É improvável que o acordo de Paris venha a adotar esse objetivo. Mas ele permanecia vivo num rascunho do documento apresentado na tarde de ontem, 9 de dezembro, pelo presidente da COP21, o chanceler francês Laurent Fabius. O artigo que trata do aumento máximo de temperatura a ser almejado pelos países previa três opções a serem escolhidas pelos representantes dos quase 200 países reunidos em Paris: abaixo de 1,5ºC, abaixo de 2ºC e uma solução intermediária: “bem abaixo dos 2ºC”, com o compromisso de aumentar os esforços globais para manter um teto de 1,5ºC, “reconhecendo que, em algumas regiões e ecossistemas vulneráveis, altos riscos são projetados mesmo para um aquecimento acima de 1,5ºC”.

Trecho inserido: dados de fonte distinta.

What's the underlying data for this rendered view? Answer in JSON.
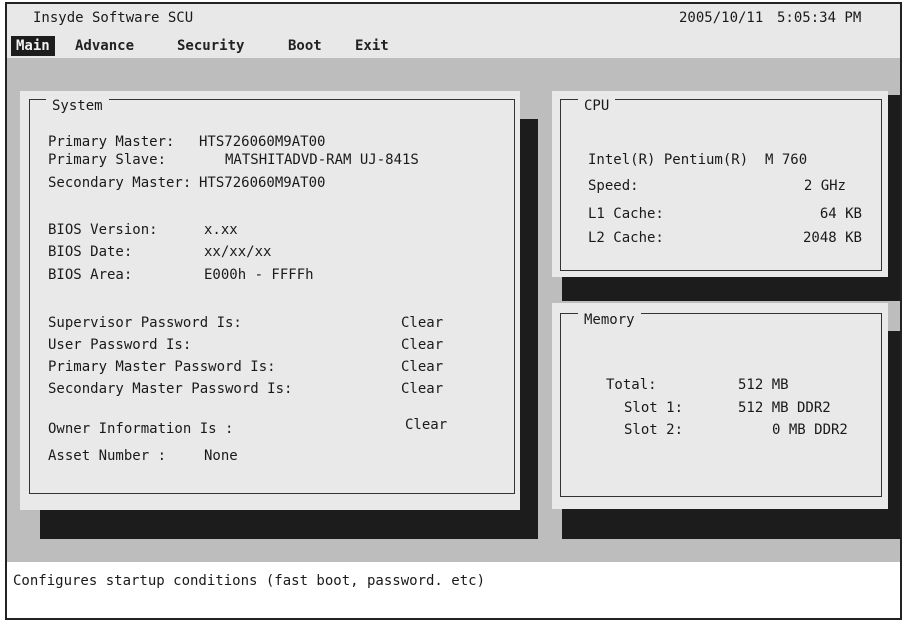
{
  "app": {
    "title": "Insyde Software SCU",
    "date": "2005/10/11",
    "time": "5:05:34 PM"
  },
  "menu": [
    {
      "label": "Main",
      "active": true
    },
    {
      "label": "Advance",
      "active": false
    },
    {
      "label": "Security",
      "active": false
    },
    {
      "label": "Boot",
      "active": false
    },
    {
      "label": "Exit",
      "active": false
    }
  ],
  "system": {
    "title": "System",
    "drives": [
      {
        "label": "Primary Master:",
        "value": "HTS726060M9AT00"
      },
      {
        "label": "Primary Slave:",
        "value": "MATSHITADVD-RAM UJ-841S"
      },
      {
        "label": "Secondary Master:",
        "value": "HTS726060M9AT00"
      }
    ],
    "bios": [
      {
        "label": "BIOS Version:",
        "value": "x.xx"
      },
      {
        "label": "BIOS Date:",
        "value": "xx/xx/xx"
      },
      {
        "label": "BIOS Area:",
        "value": "E000h - FFFFh"
      }
    ],
    "passwords": [
      {
        "label": "Supervisor Password Is:",
        "value": "Clear"
      },
      {
        "label": "User Password Is:",
        "value": "Clear"
      },
      {
        "label": "Primary Master Password Is:",
        "value": "Clear"
      },
      {
        "label": "Secondary Master Password Is:",
        "value": "Clear"
      }
    ],
    "owner": {
      "label": "Owner Information Is :",
      "value": "Clear"
    },
    "asset": {
      "label": "Asset Number :",
      "value": "None"
    }
  },
  "cpu": {
    "title": "CPU",
    "name": "Intel(R) Pentium(R)  M 760",
    "rows": [
      {
        "label": "Speed:",
        "value": "2 GHz"
      },
      {
        "label": "L1 Cache:",
        "value": "64 KB"
      },
      {
        "label": "L2 Cache:",
        "value": "2048 KB"
      }
    ]
  },
  "memory": {
    "title": "Memory",
    "rows": [
      {
        "label": "Total:",
        "value": "512 MB"
      },
      {
        "label": "Slot 1:",
        "value": "512 MB DDR2"
      },
      {
        "label": "Slot 2:",
        "value": "0 MB DDR2"
      }
    ]
  },
  "status": {
    "help": "Configures startup conditions (fast boot, password. etc)"
  },
  "colors": {
    "work_area": "#bdbdbd",
    "panel": "#e9e9e9",
    "shadow": "#1c1c1c",
    "menu_active_bg": "#1c1c1c"
  }
}
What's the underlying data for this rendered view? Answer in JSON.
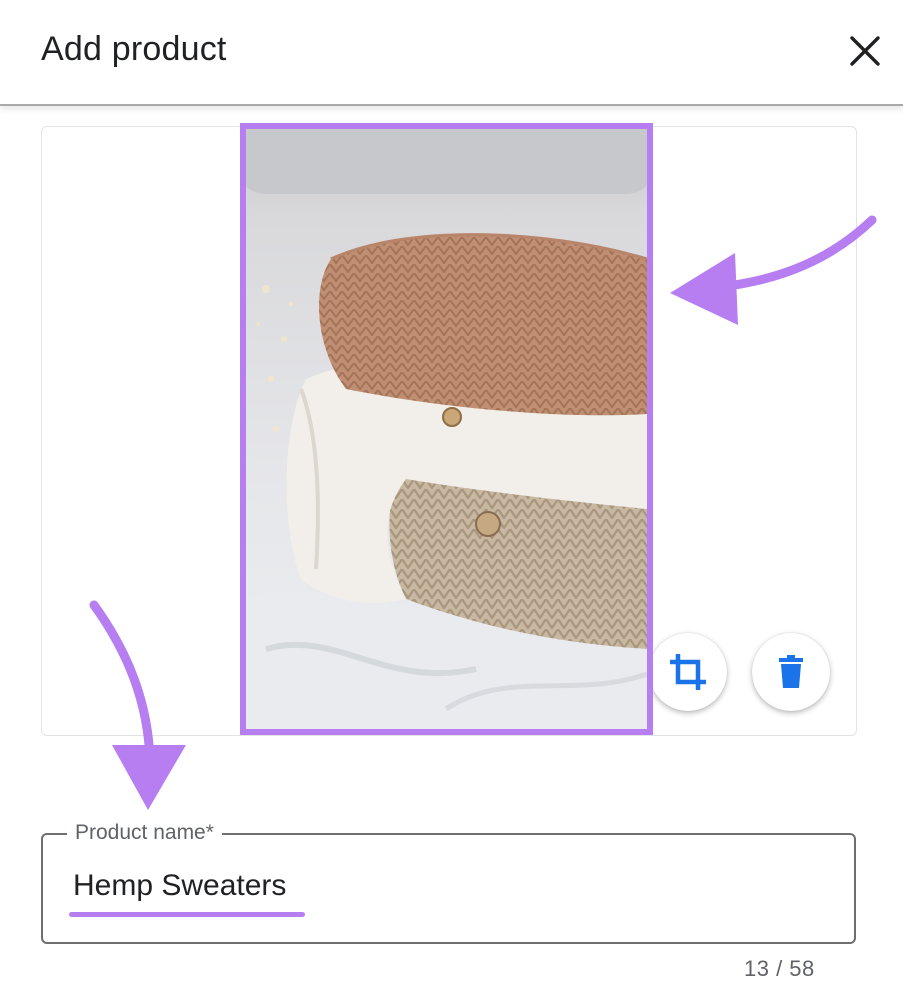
{
  "dialog": {
    "title": "Add product",
    "close_icon": "close-icon"
  },
  "image": {
    "description": "folded knit sweaters on a bed",
    "highlight_color": "#b77ef2",
    "actions": [
      {
        "name": "crop",
        "icon": "crop-icon"
      },
      {
        "name": "delete",
        "icon": "trash-icon"
      }
    ]
  },
  "product_name": {
    "label": "Product name*",
    "value": "Hemp Sweaters",
    "counter": "13 / 58"
  },
  "colors": {
    "accent_purple": "#b77ef2",
    "icon_blue": "#1a73e8",
    "text": "#202124",
    "muted": "#5f6368"
  }
}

Resta ver qual opção será mantida na versão final do acordo. Tudo está mudando rapidamente à medida que a conferência do clima se aproxima do fim; um novo rascunho do texto, levando em conta comentários de todas as delegações, é aguardado para esta quinta-feira.

Atualização de 11/12/15: A nova versão do texto apresentada na noite de quinta, dia 10, acabou mantendo apenas a opção intermediária – aumento bem abaixo dos 2°C, com a ambição de ficar abaixo de 1,5oC -, com formulação ligeiramente diferente daquela do texto da véspera.

“Devemos construir pontes para atingir a meta de 1,5ºC e para que os países mais ricos assumam compromissos realmente sérios de financiamento para ajudar as economias mais frágeis”, disse à imprensa José Ramos-Horta, ex-presidente de Timor Leste, representando o grupo dos LDCs, que reúne as 48 nações menos desenvolvidas do planeta. “Os LDCs são os países mais vulneráveis – alguns por causa da geografia, outros pela fragilidade de suas instituições e economias. A menor mudança no clima nos afetará primeiro”, afirmou Ramos-Horta, ganhador do Nobel da Paz em 1996.

Que se trate de um aumento de 1,5 ou 2ºC, o ponto de referência para o cálculo do aumento de temperatura é a Revolução Industrial, na metade do século XIX, quando começaram a ser lançadas na atmosfera quantidades expressivas de dióxido de carbono e outros gases do efeito estufa, responsáveis por reter na atmosfera parte do calor recebido do Sol. As medições da temperatura média do planeta são feitas sistematicamente desde então – hoje ela é calculada com base em dados coletados por milhares de estações meteorológicas espalhadas nos continentes e oceanos ao redor do globo. Em novembro, climatologistas britânicos estimaram que o aumento da temperatura média do planeta atingiria o patamar de 1ºC até o fim do ano. Resta-nos, portanto, apenas um grau – ou meio grau, numa visão mais exigente – até que se atinja o limite prudente.

O patamar de 2ºC é endossado pelas projeções dos modelos climáticos adotados nos relatórios do IPCC, o painel de estudiosos do aquecimento global montado pela ONU. Apontado num relatório sueco de 1990 e, seis anos depois, numa declaração de um conselho de ministros europeus do meio ambiente, esse limite irrompeu no cenário das negociações climáticas internacionais na decisão final da COP16, realizada em Cancún em 2010. Ali, os signatários da Convenção do Clima se comprometeram pela primeira vez a adotar esse teto de aquecimento – e a se esforçar para chegar a 1,5ºC.

Mas toda a discussão sobre limitar o aquecimento do planeta a 1,5 ou 2ºC em relação aos níveis pré-industriais soa inócua diante da ambição manifesta pelos países até aqui. O acordo de Paris está sendo construído a partir do somatório de esforços voluntários que cada país se comprometeu a fazer para combater o aquecimento global. No fim de outubro, a Convenção do Clima da ONU divulgou uma análise dos compromissos anunciados até então. Somadas, as contribuições colocariam o planeta nos trilhos de um aumento de temperatura de pelo menos 2,7ºC.

Por isso, nem os mais otimistas dos ambientalistas apostam num acordo que limite o aquecimento a 1,5ºC. Numa conversa com o blog durante a COP21, o biólogo André Nahur, coordenador de mudanças climáticas da WWF Brasil, disse que a ONG está empenhada para que esse número seja ao menos citado no texto final do acordo. “É importante que haja a menção para que se tente aumentar a ambição dos países”, afirmou. “Mas por enquanto não conseguimos sequer chegar perto dos 2ºC.”